他把手指缓缓搭在手枪的扳机上,现在只要扣动扳机,他就能杀死这个无恶不作却没能被法律所审判的男人。
一枚标准的九毫米的帕拉贝鲁姆弹会贯穿那个男人的头颅,搅碎他的大脑,随后终结他这罪恶的一生。
仍然是寂静。
死一样的寂静。
他想要抓住眼前那个男人的衣领,告诉他,自己从来不是什么罪人,他就是警长,那就是那位受人尊敬、受人爱戴的维也纳东区警长。
可是他的拳头撞到了镜子的玻璃上,冰冷的触感宛如现实一般提醒着他。
——那位东区的正直警员已死。
名叫“马克西米连·海德里希”的光荣警员早就死在了那个晋升成为警长的夜晚,剩下的只不过是一个不折不扣的杀人犯。
海德里希突然抱头痛哭起来,举起来的手枪哐当一声落在了地上。
哪怕他曾经亲手杀掉那位称职的维也纳东区警长,但是他现在却没办法对着镜中的杀人犯扣动扳机。
曾何几时,他认为这一刻绝不会到来。
没人能够以“公正”与“正义”的名义将审判带到他的头上,因为他本就是“公正”与“正义”的化身。
只有他为其他人带去审判,这也是他一直以来所做的。
但是......他躲不开这场审判,哪怕公正女神西弥斯只是一座不会说话的雕像,但一直沉默注视他的公正也足够将他打入地狱。
他现在必须被迫承认这些曾经拼了命都想要抹去的罪恶,他再也无法逃避了,他再也无法心安理得地戴上这双早已被鲜血浸透变得血红的白手套,再也无法将自己称作“公正”与“正义”的执行者......
这是多么可怕的事实啊!他从来就没有捍卫过法律,这神圣又公正的法律早就被他撕成了粉末,却没有人来惩罚他!
因为哪怕是到了现在,这个冠冕堂皇的警服暴徒还在继续他的暴行!
他本来应当不被金钱所诱惑,不因为权势而退缩!可他却因为这样或那样的理由去纵容罪恶在他面前发生!允许悲剧在他面前重演!
从贫苦之人手中拿走夺走钱财,从绝望之人手中夺走希望——他挥舞着公正与正义之剑,然后砍向了无辜之人!
于是贫穷的人变得更加贫穷,绝望的人陷入更深层的绝望,就连他自己曾经许下的诺言,曾经对着帝国国旗和鹰徽发下的誓言都已经消失的一干二净了!

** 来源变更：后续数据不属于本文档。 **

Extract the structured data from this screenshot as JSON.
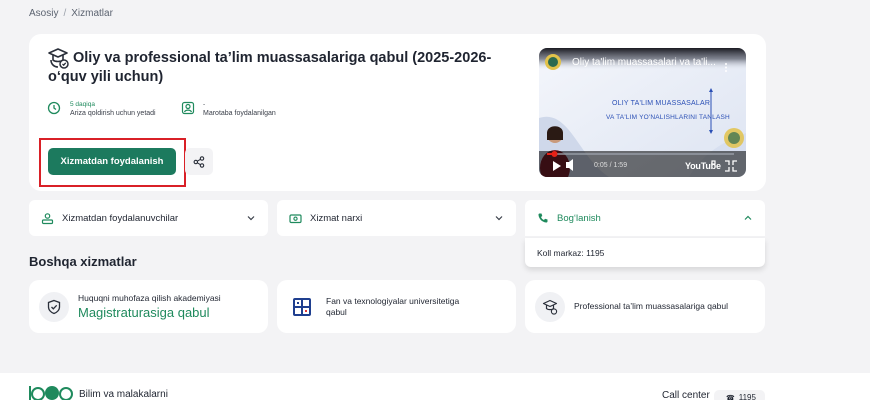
{
  "breadcrumb": {
    "home": "Asosiy",
    "separator": "/",
    "current": "Xizmatlar"
  },
  "service": {
    "title": "Oliy va professional ta’lim muassasalariga qabul (2025-2026-o‘quv yili uchun)",
    "duration_value": "5 daqiqa",
    "duration_label": "Ariza qoldirish uchun yetadi",
    "users_value": "-",
    "users_label": "Marotaba foydalanilgan",
    "use_button": "Xizmatdan foydalanish"
  },
  "video": {
    "title": "Oliy ta'lim muassasalari va ta'li...",
    "slide_line1": "OLIY TA'LIM MUASSASALARI",
    "slide_line2": "VA TA'LIM YO'NALISHLARINI TANLASH",
    "time": "0:05 / 1:59",
    "brand": "YouTube",
    "progress": 0.04
  },
  "accordions": {
    "users": "Xizmatdan foydalanuvchilar",
    "price": "Xizmat narxi",
    "contact": "Bog‘lanish",
    "contact_value": "Koll markaz: 1195"
  },
  "other": {
    "title": "Boshqa xizmatlar",
    "items": [
      {
        "line1": "Huquqni muhofaza qilish akademiyasi",
        "line2": "Magistraturasiga qabul"
      },
      {
        "line1": "Fan va texnologiyalar universitetiga",
        "line2": "qabul"
      },
      {
        "line1": "Professional ta’lim muassasalariga qabul"
      }
    ]
  },
  "footer": {
    "brand_text": "Bilim va malakalarni",
    "call_center": "Call center",
    "phone": "1195"
  },
  "colors": {
    "primary": "#1c7a5e",
    "accent_green": "#1f8a5d",
    "highlight": "#d92027"
  }
}
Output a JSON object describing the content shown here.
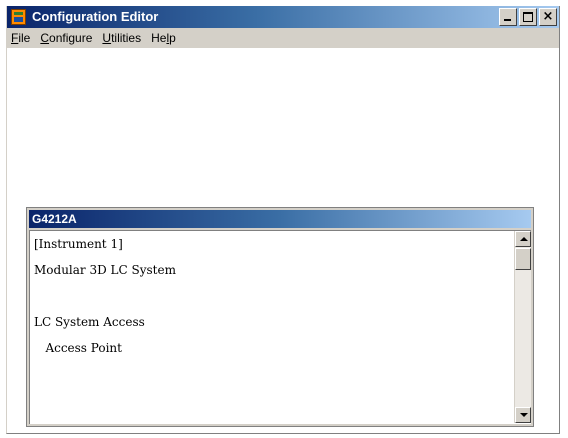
{
  "window": {
    "title": "Configuration Editor",
    "icon": "app-icon",
    "controls": {
      "minimize": "minimize-icon",
      "maximize": "maximize-icon",
      "close_glyph": "×"
    }
  },
  "menubar": {
    "items": [
      {
        "mnemonic": "F",
        "rest": "ile"
      },
      {
        "mnemonic": "C",
        "rest": "onfigure"
      },
      {
        "mnemonic": "U",
        "rest": "tilities"
      },
      {
        "pre": "He",
        "mnemonic": "l",
        "rest": "p"
      }
    ]
  },
  "child_window": {
    "title": "G4212A",
    "lines": [
      "[Instrument 1]",
      "Modular 3D LC System",
      "",
      "LC System Access",
      "   Access Point"
    ]
  },
  "colors": {
    "titlebar_start": "#0a246a",
    "titlebar_end": "#a6caf0",
    "chrome": "#d4d0c8"
  }
}
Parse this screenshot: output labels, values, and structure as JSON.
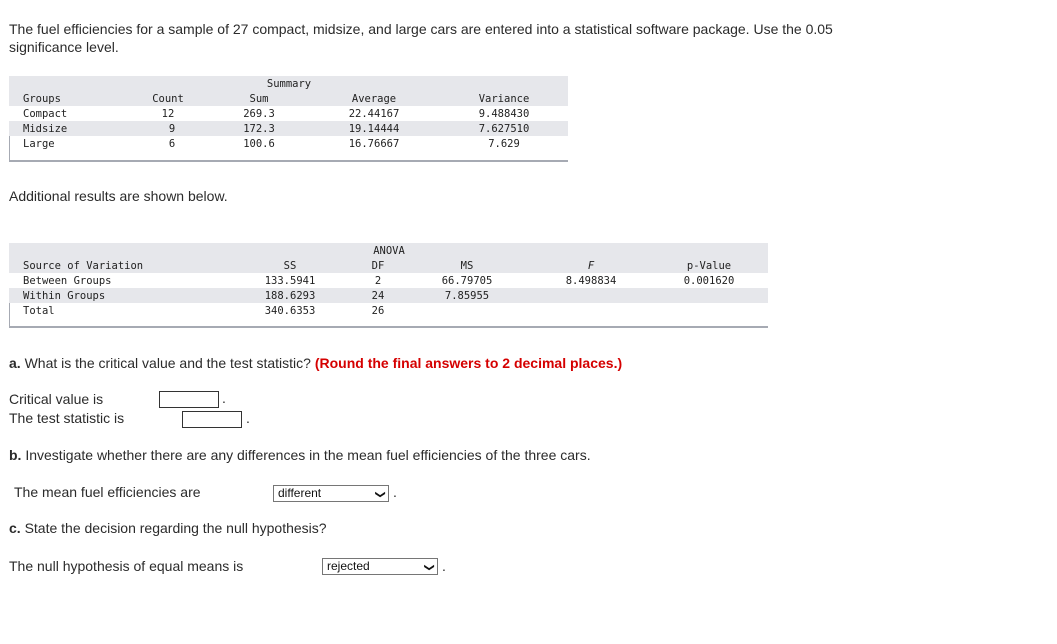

迄今为止,他都是靠着这盲目的信仰继续活下去。现在这一信仰已经彻底失去,那么之前他所因为信仰所诞生的正直、诞生的正义和公正也就不复存在了。他信仰的一切都在他的面前分崩离析,他不愿意承认的真理正在严酷地折磨他,正在逼迫他走向毁灭的边缘。
秩序的监视者,廉洁的警长,东区治安的守护者——这一切的一切都被他亲自打倒在地了,剩下的只有一位脚上铐着镣铐,迷茫地走在维也纳街头的囚犯!一具尸体!
他必须要依靠打破法律的手段去维护法律,必须要先践踏完公正与正义后才能维护公正与正义!
是的!确实如此!海德里希见到了!海德里希接触到了!他非但不能否认,他还参与了这场可怕的交易!